You speak of the Power Bloc. The book speaks long and tense about it, and sometimes it speaks of the so-called “military doctrine”.
A. Pinzón: It is the phenomenon experienced by the subordinate class and the Colombian working class on a daily basis. Colombian powers have established a structured military doctrine in the United States since World War II. Military doctrine has been applied in several South American countries since the Cold War and has been successful. This military doctrine has become a political ideology in Colombia as a solution to repression. With this they dominate Colombian society according to certain interests. Of course, it also generates responses to the assaulted and victimized.
Alexander Ugalde: "It is one thing to appropriate parliament and government and another to modify state structures"
Is it possible at the moment to deal with this bloc and political ideology from the progressive social spheres? Could an example be the social explosion of last year?
A. Ugalde: The repression suffered by students and social movements following last year’s mobilizations highlighted all this. The front has been formed, a heroic struggle has been made, now and before, but the result must be acknowledged, it is totally different. The peace agreement signed in 2016 has hardly been implemented. Six years later, the balance is disappointing. We are preparing a book with experts from different countries that aims to analyze this evolution in recent years and which we will publish in the coming months.
Alexander, is the latest publication in line with the objectives and values of the Freytter association?
A. Ugalde: A clear objective of the Association is to recover the historical memory of some aspects of the political, social and armed conflict in Colombia, and since its creation in Bilbao in 2012 we have made various initiatives. I confess that I have complied with friendship is one of the most ambitious initiatives we have taken. With the invaluable help of Jorge Freytter, the promoter of the association.
Why Alberto?
A. Ugalde: Alberto has been in exile for twenty years and since we founded the Freytter association we have invited events and conferences often. After an UPV event, he told us about the attack he suffered in 2002 during the Caguán dialogue process. He then managed to flee Colombia with the help of the German ambassador, and has since lived in Germany.

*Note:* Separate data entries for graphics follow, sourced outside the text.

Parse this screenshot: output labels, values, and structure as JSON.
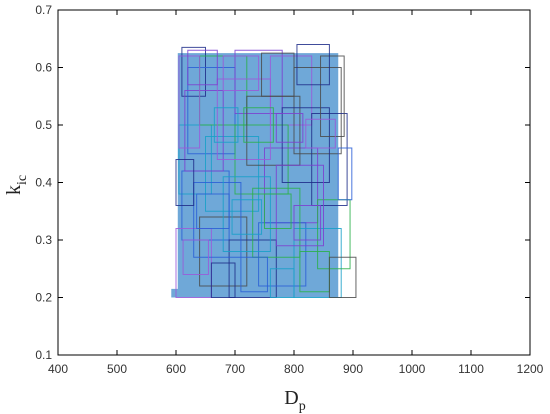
{
  "chart_data": {
    "type": "area",
    "xlim": [
      400,
      1200
    ],
    "ylim": [
      0.1,
      0.7
    ],
    "xticks": [
      "400",
      "500",
      "600",
      "700",
      "800",
      "900",
      "1000",
      "1100",
      "1200"
    ],
    "yticks": [
      "0.1",
      "0.2",
      "0.3",
      "0.4",
      "0.5",
      "0.6",
      "0.7"
    ],
    "xticks_values": [
      400,
      500,
      600,
      700,
      800,
      900,
      1000,
      1100,
      1200
    ],
    "yticks_values": [
      0.1,
      0.2,
      0.3,
      0.4,
      0.5,
      0.6,
      0.7
    ],
    "xlabel": {
      "main": "D",
      "sub": "p"
    },
    "ylabel": {
      "main": "k",
      "sub": "ic"
    },
    "grid": false,
    "region": {
      "color": "#6fa8d8",
      "polygon": [
        [
          592,
          0.2
        ],
        [
          592,
          0.215
        ],
        [
          603,
          0.215
        ],
        [
          603,
          0.625
        ],
        [
          875,
          0.625
        ],
        [
          875,
          0.2
        ]
      ]
    },
    "boxes_color_range": [
      "#1f2d8a",
      "#2a5fd6",
      "#18a0c8",
      "#2ab04a",
      "#7c3fd0",
      "#9b59d9",
      "#4a4a4a"
    ],
    "boxes": [
      [
        610,
        650,
        0.55,
        0.635
      ],
      [
        620,
        700,
        0.45,
        0.6
      ],
      [
        605,
        660,
        0.38,
        0.5
      ],
      [
        640,
        720,
        0.5,
        0.62
      ],
      [
        700,
        780,
        0.52,
        0.63
      ],
      [
        760,
        830,
        0.5,
        0.62
      ],
      [
        800,
        880,
        0.45,
        0.6
      ],
      [
        830,
        890,
        0.36,
        0.52
      ],
      [
        610,
        690,
        0.3,
        0.42
      ],
      [
        650,
        740,
        0.35,
        0.48
      ],
      [
        700,
        790,
        0.38,
        0.5
      ],
      [
        750,
        840,
        0.33,
        0.46
      ],
      [
        600,
        660,
        0.2,
        0.32
      ],
      [
        640,
        720,
        0.22,
        0.34
      ],
      [
        690,
        770,
        0.2,
        0.3
      ],
      [
        740,
        820,
        0.22,
        0.33
      ],
      [
        800,
        880,
        0.2,
        0.32
      ],
      [
        840,
        895,
        0.25,
        0.37
      ],
      [
        615,
        680,
        0.42,
        0.56
      ],
      [
        670,
        760,
        0.44,
        0.58
      ],
      [
        720,
        810,
        0.43,
        0.55
      ],
      [
        780,
        860,
        0.4,
        0.53
      ],
      [
        630,
        710,
        0.27,
        0.4
      ],
      [
        680,
        760,
        0.28,
        0.41
      ],
      [
        730,
        810,
        0.27,
        0.39
      ],
      [
        770,
        850,
        0.29,
        0.43
      ],
      [
        605,
        640,
        0.46,
        0.62
      ],
      [
        845,
        885,
        0.48,
        0.62
      ],
      [
        660,
        700,
        0.2,
        0.26
      ],
      [
        710,
        755,
        0.21,
        0.27
      ],
      [
        760,
        800,
        0.2,
        0.25
      ],
      [
        810,
        860,
        0.21,
        0.28
      ],
      [
        620,
        670,
        0.57,
        0.63
      ],
      [
        680,
        740,
        0.56,
        0.62
      ],
      [
        745,
        800,
        0.55,
        0.625
      ],
      [
        805,
        860,
        0.57,
        0.64
      ],
      [
        635,
        690,
        0.32,
        0.38
      ],
      [
        695,
        745,
        0.31,
        0.37
      ],
      [
        750,
        795,
        0.32,
        0.38
      ],
      [
        800,
        845,
        0.3,
        0.36
      ],
      [
        612,
        655,
        0.24,
        0.3
      ],
      [
        860,
        905,
        0.2,
        0.27
      ],
      [
        600,
        630,
        0.36,
        0.44
      ],
      [
        875,
        898,
        0.37,
        0.46
      ],
      [
        665,
        705,
        0.47,
        0.53
      ],
      [
        715,
        765,
        0.47,
        0.53
      ],
      [
        770,
        815,
        0.47,
        0.52
      ],
      [
        820,
        870,
        0.46,
        0.51
      ]
    ]
  }
}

In the association we feel the need to collect, in addition to the attack, various experiences lived in their lives. The documented historical narration has been added to Alberto's verbal and verbal works so that, through each passage, the reader enters the path of Alberto. The book is another way to tell the Colombian conflict.
On top of that are the presidential elections. The polls show the first progressive front led by Gustavo Petro. Will the change come to Colombia? Will the change have the force needed to revolutionize the situation?

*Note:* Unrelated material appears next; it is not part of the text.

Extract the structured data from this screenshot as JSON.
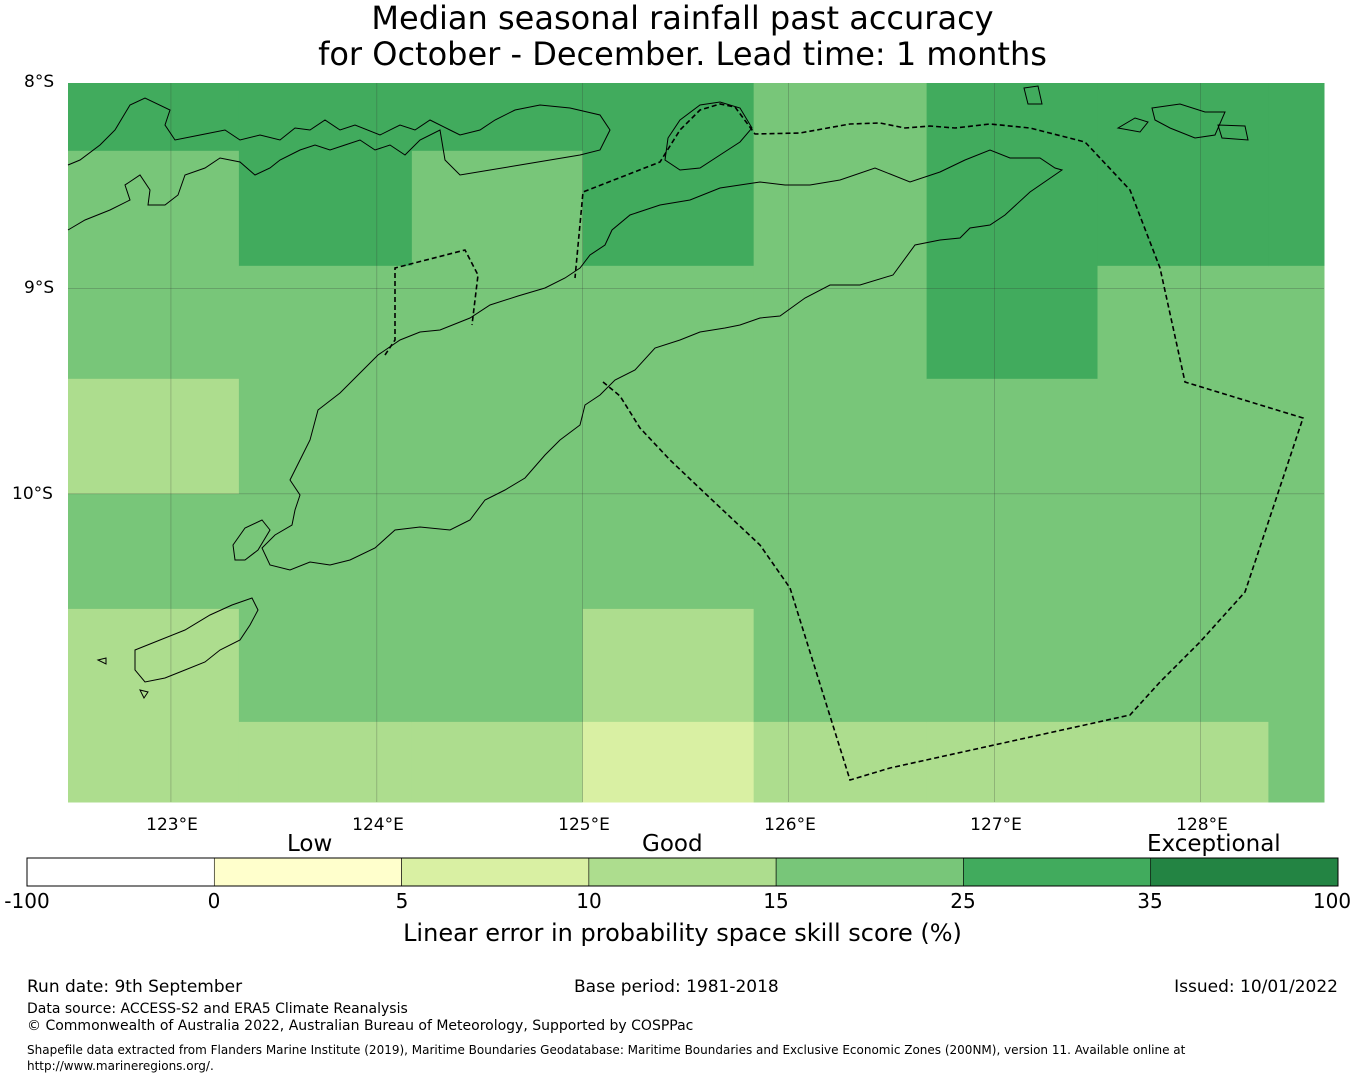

A. Ugalde: It is one thing to take ownership of Parliament and the Government and another is to have sufficient force to change the basic structures of the State. Sometimes left-wing forces come to governments – I will speak in plural because they are multiple – but the changes are not profound or permanent: Lula Da Silva or Dilma Rouself in Brazil, Rafael Correa in Ecuador… In Peru management is also being quite poor. In Colombia the same thing: although I win the coalition of the Historical Pact, I have many doubts about what can happen. The coalition is a mess of forces that I do not know how they will resolve contradictions in implementing decisive policies. Gustavo Petro is not a politician who plays his neck. Alberto sees Petro as a chameleon and, of course, the Power Bloc will extend ruthless opposition to him and change.